Así leía y volvía a leer hace unos días los versos del poeta chileno Jorge Teillier. Y trataba de recordar las sensaciones que me invadieron cuando di por casualidad con uno de sus libros. Fue hace muchos años. Una noche solitaria, cuando me veía luchando para sobrevivir en un país extranjero y estaba lejos, lejos de lo que una vez había sido mi casa. Esa noche, los versos de aquel escritor me decían que no todo podía estar perdido, mientras fuera capaz de retener esas imágenes, esas experiencias originarias. Me pareció escuchar el amanecer en medio de una poesía que me arrastraba al País de Nunca Jamás, a una isla más profunda y sencilla que la de Peter Pan y los niños perdidos. Versos como: «Eso fue la felicidad: dibujar en la escarcha figuras sin sentido sabiendo que no durarían nada…» 

La vida de Teillier (1935-1996) estuvo siempre poblada de fantasmas: fantasmas de perros, niños, pájaros, cosas y personas; también, por supuesto, estuvo marcada por el fantasma de su poesía y de los cimientos de Lautaro, su pueblo natal, al que regresó en 1987 para encontrar «los poemas escondidos que pudieran quedar», según sus propias palabras 

Teillier no leía, releía, lo cual es un ejercicio siempre de sabios. 

Teillier nunca salió de Chile. No necesitaba los viajes físicos. 

Teillier no escribía poemas, los veía. 

Teillier no escribió diferentes poemas, escribió un único poema durante toda su vida.  

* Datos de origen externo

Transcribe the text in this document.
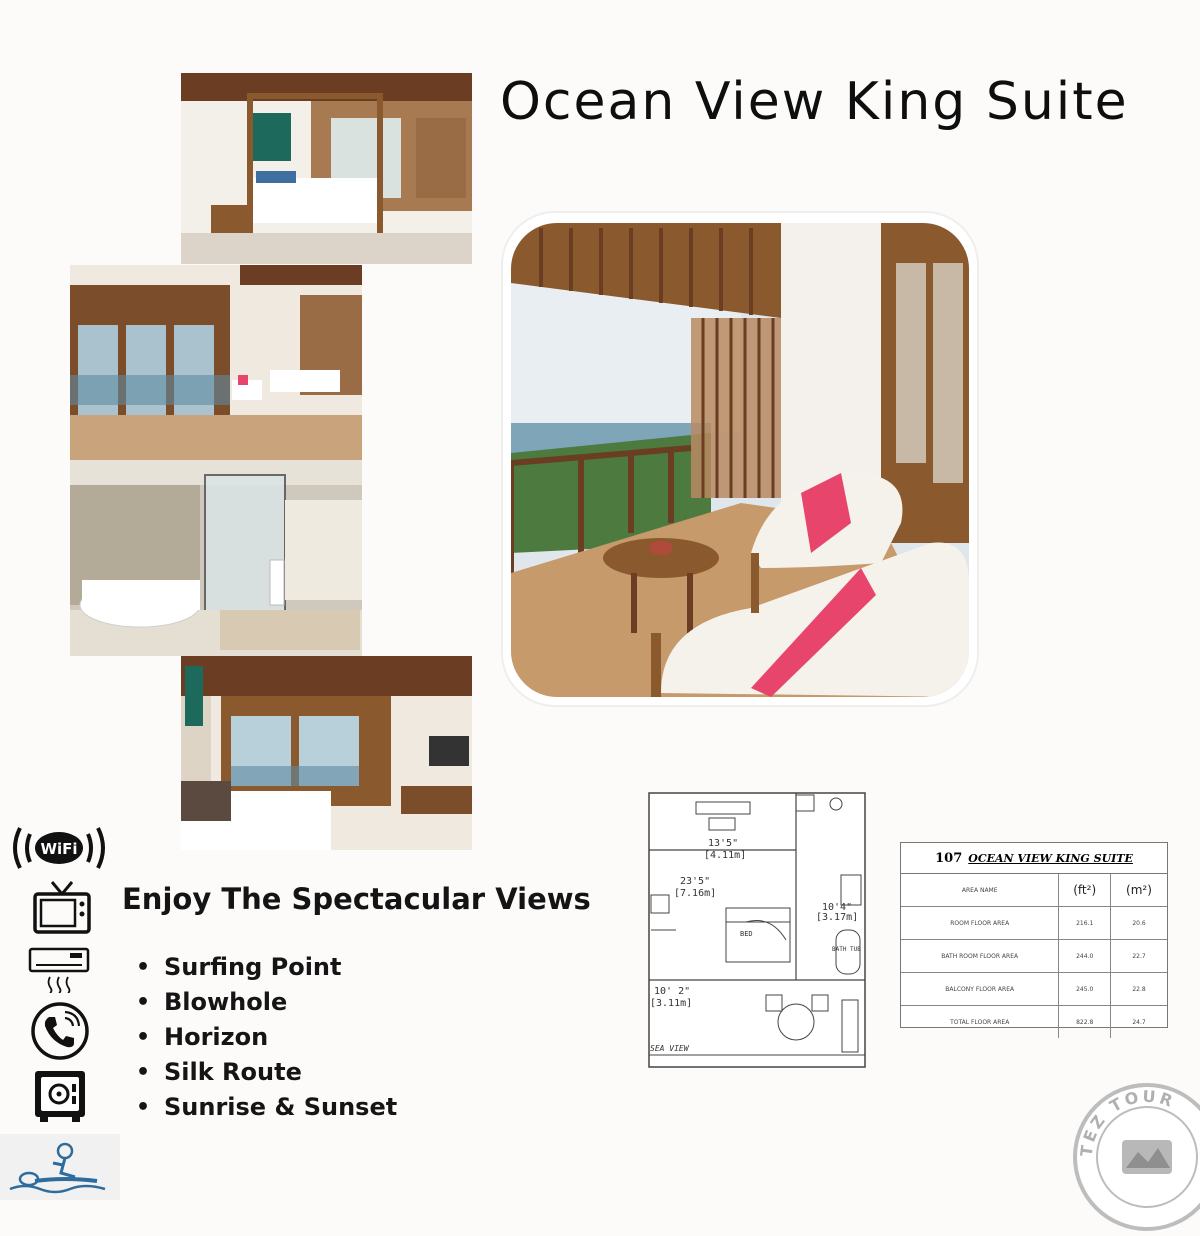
Ocean View King Suite
WiFi
Enjoy The Spectacular Views
• Surfing Point
• Blowhole
• Horizon
• Silk Route
• Sunrise & Sunset
13'5"
[4.11m]
23'5"
[7.16m]
10'4"
[3.17m]
10' 2"
[3.11m]
BED
BATH TUB
SEA VIEW
107 OCEAN VIEW KING SUITE
AREA NAME	(ft²)	(m²)
ROOM FLOOR AREA	216.1	20.6
BATH ROOM FLOOR AREA	244.0	22.7
BALCONY FLOOR AREA	245.0	22.8
TOTAL FLOOR AREA	822.8	24.7
TEZ TOUR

Teillier es el último romántico de la poesía latinoamericana, en el sentido más profundo de lo que significa el romanticismo. En el sentido de Rilke y Heinrich Heine. En el sentido de la nostalgia de una infancia detenida porque se ha corrompido para siempre, y de la huella frágil del amor adolescente porque se ha perdido el rastro de los pasos que la hicieron posible; en el sentido de buscar en la tierra, en la vida rural de la gente sencilla y sus comidas y sus miedos, la forma de un lugar que ya no es, pero que se vive día tras día. Quizás por eso, en la entrevista que realizó para La belleza de pensar, nos dice que es un hombre que vive en el presente como si fuera el pasado.  

La obra entera de Teillier es una forma de desesperanza para alcanzar como fin último la esperanza. Es un pestañazo único para acercarnos a ese lugar puro y simple, para tener ante nosotros ese mundo que todos tuvimos una vez y al que ya nunca volveremos. Es el universo de fantasmas amables situado en los confines, en los aires rurales, en las fronteras de las provincias. De ahí que decidiera pasar los últimos días de su prematura vida en una región apartada de Valparaíso, y bautizara a su poesía —‍‍siguiendo los pasos de su admirado Rilke— como lárica, es decir, una poesía de los lares y las fronteras.  

Ahora todos escriben poesía. Cualquiera puede tener un poemario —publicado o autopublicado, es igual—, pero muy pocos, poquísimos, son verdaderos poetas, es decir, poetas con mayúsculas. Sujetos que ven cómo su vida es arrastrada por una imagen, un grupo de fantasmas, una gestualidad inútil o un desorden inexplicable de los sentidos, como dijera Rimbaud. Almas frágiles que se atreven más de una vez, en el interior de «los trenes de la noche», a reinventar el amor. 

Dejo, para cerrar, otro de sus versos, un haiku que nos devuelve la mirada desde el otro lado del espejo, como solo el Poeta puede hacerlo: 

«Nieva y todos en la ciudad quisieran cambiar de nombre».